News Cluster analyses a set of news stories and groups them into related clusters using a statistical technique widely used in science and engineering.
In biology, for example, characteristic features from a set of field samples, such as flower shapes and sizes, or DNA fragments, are analysed with clustering techniques to determine species and produce taxonomies. Clustering analysis shows how the samples relate to each other and uncovers any natural groupings amongst them.
In our case, we use the title words from the news story as the characteristic features and group the stories according to shared terms. The more title words a pair of news stories share, the closer they relate to each other in the analysis.
The clustering algorithm works by first finding the two closest related news stories, and joining them into a group. It then repeats this
process, treating this group as a single story, again finding which pair are the closest, and again joining this pair into a group. The process
is repeated over and over until all stories are joined together. The result is a large binary tree, or dendrogram as it is called, where the leaves of the tree are the news stories, and the branches and sub-branches represent a hierarchy of groups that reflect how the leaves are clustered.
As well as analysing the news stories into groups, the program also generates a number of different views of the results.
The image below left shows a dendrogram tree generated from a few hundred science news stories taken from the BBC website.

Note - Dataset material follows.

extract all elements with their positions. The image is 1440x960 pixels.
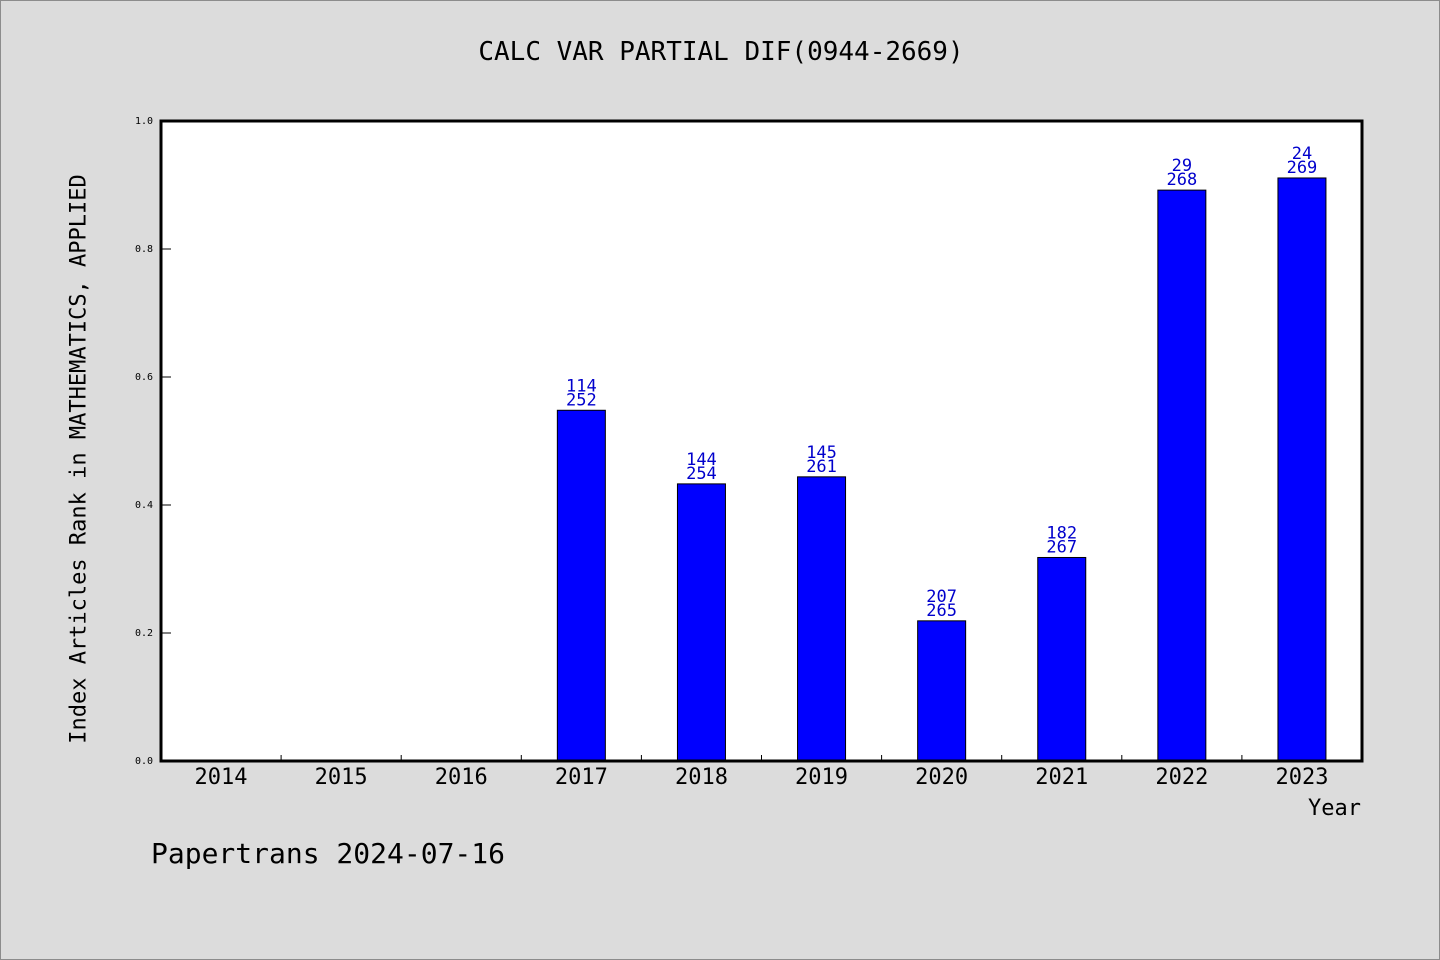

Moving from right to left you can see the successive grouping of stories at each step of the process described above. The stories at the far right hand side had the most shared words in their title.
Having generated this tree and also a measure of the distance between each pair of stories or group of stories, it is then possible to cleave
the tree into a small number of main branches which contain the natural clusters that exist within the data.
The image below right shows these clustered groups arranged by size of cluster. You can clearly see that the analysis has succeeded in identifying a number of news story themes, in this case the biggest ones being about climate change, the space station, an arctic expedition, a shuttle launch and the mars rover.